The researchers examined information gathered from more than 5,000 men aged 65 or older (the average age was about 73) who had volunteered for a study about bone fractures caused by osteoporosis (the medical term for a thinning of the bones, a loss of bone density, or increasingly fragile bones). At the start of the study, between 2000 and 2002, the men all lived independently and could walk; none had had hip replacements. Most of the men participated in a second examination about four years after the study began.
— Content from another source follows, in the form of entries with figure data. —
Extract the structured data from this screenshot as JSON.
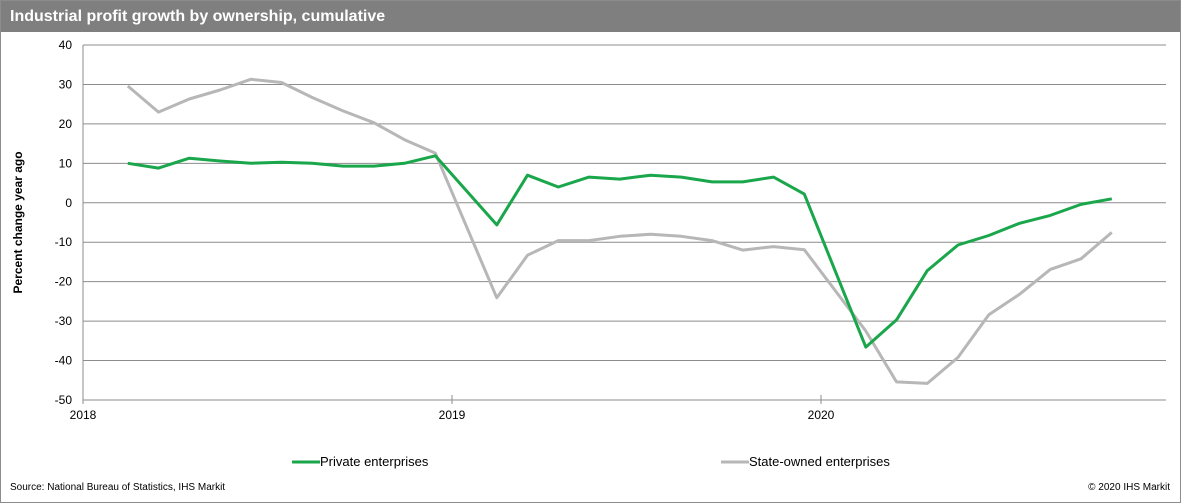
{
  "chart_data": {
    "type": "line",
    "title": "Industrial profit growth by ownership, cumulative",
    "ylabel": "Percent change year ago",
    "xlabel": "",
    "ylim": [
      -50,
      40
    ],
    "yticks": [
      40,
      30,
      20,
      10,
      0,
      -10,
      -20,
      -30,
      -40,
      -50
    ],
    "xticks": [
      {
        "label": "2018",
        "date": "2018-01"
      },
      {
        "label": "2019",
        "date": "2019-01"
      },
      {
        "label": "2020",
        "date": "2020-01"
      }
    ],
    "x": [
      "2018-02",
      "2018-03",
      "2018-04",
      "2018-05",
      "2018-06",
      "2018-07",
      "2018-08",
      "2018-09",
      "2018-10",
      "2018-11",
      "2018-12",
      "2019-02",
      "2019-03",
      "2019-04",
      "2019-05",
      "2019-06",
      "2019-07",
      "2019-08",
      "2019-09",
      "2019-10",
      "2019-11",
      "2019-12",
      "2020-02",
      "2020-03",
      "2020-04",
      "2020-05",
      "2020-06",
      "2020-07",
      "2020-08",
      "2020-09",
      "2020-10",
      "2020-11"
    ],
    "series": [
      {
        "name": "Private enterprises",
        "color": "#1aa64b",
        "values": [
          10.0,
          8.8,
          11.3,
          10.6,
          10.0,
          10.3,
          10.0,
          9.3,
          9.3,
          10.0,
          11.9,
          -5.6,
          7.0,
          4.0,
          6.5,
          6.0,
          7.0,
          6.5,
          5.3,
          5.3,
          6.5,
          2.2,
          -36.6,
          -29.7,
          -17.2,
          -10.7,
          -8.3,
          -5.2,
          -3.2,
          -0.4,
          1.0,
          null
        ]
      },
      {
        "name": "State-owned enterprises",
        "color": "#b7b7b7",
        "values": [
          29.6,
          23.0,
          26.3,
          28.6,
          31.3,
          30.5,
          26.7,
          23.3,
          20.3,
          16.0,
          12.6,
          -24.1,
          -13.3,
          -9.6,
          -9.6,
          -8.5,
          -8.0,
          -8.5,
          -9.6,
          -12.0,
          -11.1,
          -11.9,
          -32.5,
          -45.4,
          -45.8,
          -39.2,
          -28.4,
          -23.2,
          -16.9,
          -14.2,
          -7.5,
          null
        ]
      }
    ],
    "grid": true,
    "legend": "bottom"
  },
  "footer": {
    "source": "Source: National Bureau of Statistics, IHS Markit",
    "copyright": "© 2020 IHS Markit"
  }
}
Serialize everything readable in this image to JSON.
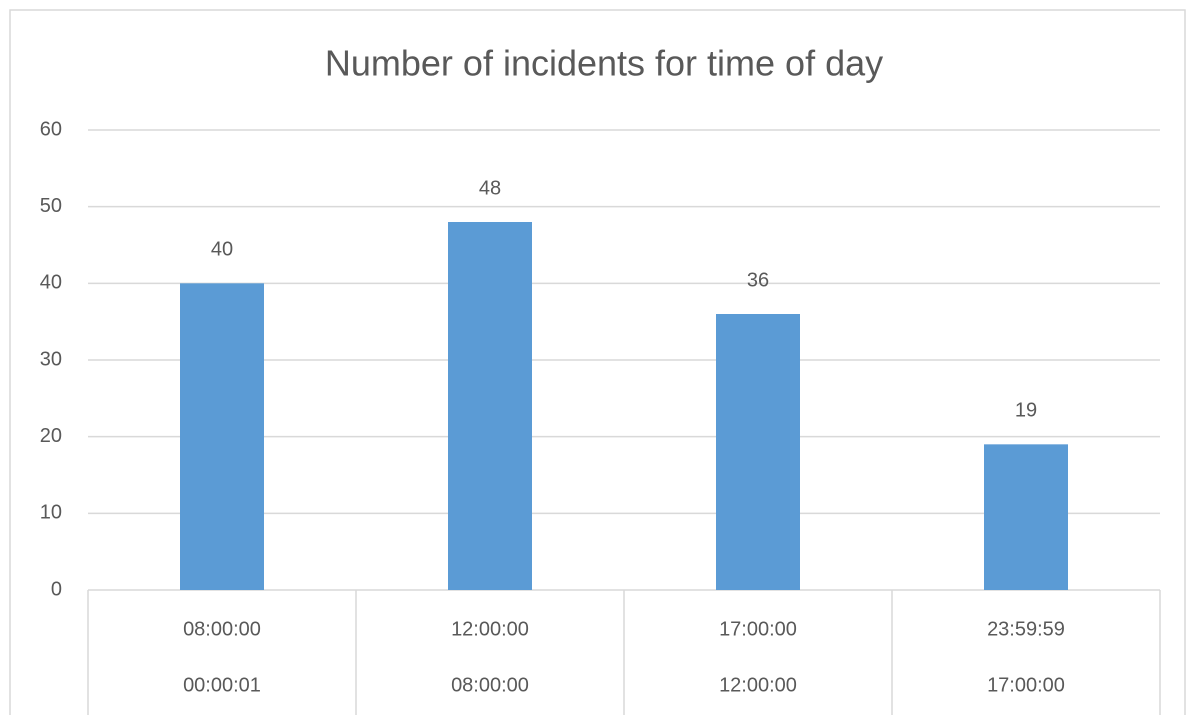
{
  "chart_data": {
    "type": "bar",
    "title": "Number of incidents for time of day",
    "categories": [
      [
        "08:00:00",
        "00:00:01"
      ],
      [
        "12:00:00",
        "08:00:00"
      ],
      [
        "17:00:00",
        "12:00:00"
      ],
      [
        "23:59:59",
        "17:00:00"
      ]
    ],
    "values": [
      40,
      48,
      36,
      19
    ],
    "color": "#5b9bd5",
    "ylim": [
      0,
      60
    ],
    "yticks": [
      0,
      10,
      20,
      30,
      40,
      50,
      60
    ],
    "grid": true
  }
}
At the start of the study, the researchers determined the participants’ frailty status by measuring levels of weakness, exhaustion, lean muscle mass, walking speed, and physical activity. They also asked the participants to fill out a questionnaire about their race, ethnicity, education, marital status, tobacco and alcohol use, and any diseases they had, as well as how they would self-rate their health.
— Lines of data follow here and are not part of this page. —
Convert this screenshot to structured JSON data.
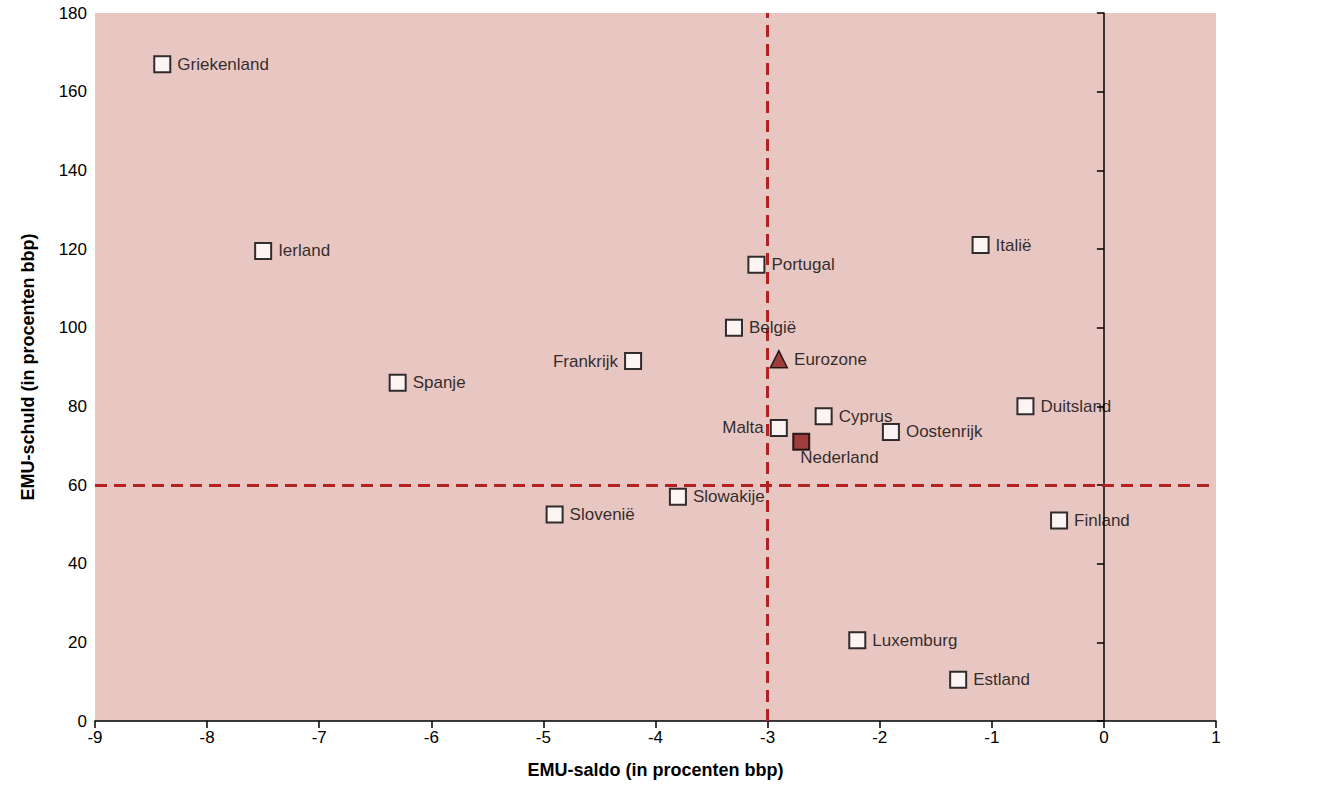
{
  "chart_data": {
    "type": "scatter",
    "x_label": "EMU-saldo (in procenten bbp)",
    "y_label": "EMU-schuld (in procenten bbp)",
    "xlim": [
      -9,
      1
    ],
    "xticks": [
      -9,
      -8,
      -7,
      -6,
      -5,
      -4,
      -3,
      -2,
      -1,
      0,
      1
    ],
    "ylim": [
      0,
      180
    ],
    "yticks": [
      0,
      20,
      40,
      60,
      80,
      100,
      120,
      140,
      160,
      180
    ],
    "grid": false,
    "x_reference": -3,
    "y_reference": 60,
    "series": [
      {
        "marker": "square",
        "color": "#ffffff",
        "labels": [
          "Griekenland",
          "Ierland",
          "Spanje",
          "Frankrijk",
          "Portugal",
          "België",
          "Malta",
          "Cyprus",
          "Oostenrijk",
          "Duitsland",
          "Italië",
          "Slowakije",
          "Slovenië",
          "Finland",
          "Luxemburg",
          "Estland"
        ],
        "x": [
          -8.4,
          -7.5,
          -6.3,
          -4.2,
          -3.1,
          -3.3,
          -2.9,
          -2.5,
          -1.9,
          -0.7,
          -1.1,
          -3.8,
          -4.9,
          -0.4,
          -2.2,
          -1.3
        ],
        "y": [
          167,
          119.5,
          86,
          91.5,
          116,
          100,
          74.5,
          77.5,
          73.5,
          80,
          121,
          57,
          52.5,
          51,
          20.5,
          10.5
        ]
      },
      {
        "marker": "triangle",
        "color": "#8b1a1a",
        "labels": [
          "Eurozone"
        ],
        "x": [
          -2.9
        ],
        "y": [
          92
        ]
      },
      {
        "marker": "square",
        "color": "#8b1a1a",
        "labels": [
          "Nederland"
        ],
        "x": [
          -2.7
        ],
        "y": [
          71
        ]
      }
    ]
  }
}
The men were categorized as frail, pre-frail (had one or more signs of frailty, such as low grip strength, low energy, slow walking speed, low activity level or unintentional weight loss), or robust (showing no signs of frailty). The researchers tested the men to measure their ability to think and make decisions. They also assessed their ability to perform daily tasks such as eating, bathing, and performing other necessary activities. A group of 950 participants took blood tests to look for signs of inflammation.
At the start of the study, nearly 8 percent of the men were frail and 46 percent were pre-frail. The most common problems for the frail men were weakness, slowness, and low activity. Over four and a half years, the number of frail men increased while the proportion of robust men decreased. Among the men who were frail at both visits:
- 56 percent had no change in frailty status
- 35 percent had become frailer or had died
- 15 percent of pre-frail or frail men improved
Having greater leg power, being married, and reporting good or excellent health were linked to improvements in frailty status. In fact, married men were 3.6 times more likely to improve their frailty status. Men who had trouble performing their daily activities, as well as those with diabetes or COPD, were less likely to improve their frailty level.
Activities that preserve strength and exercises that target leg muscles, prevent chronic conditions like diabetes and COPD, and improve social support might be good ways to improve frailty and slow its progression, suggested the researchers.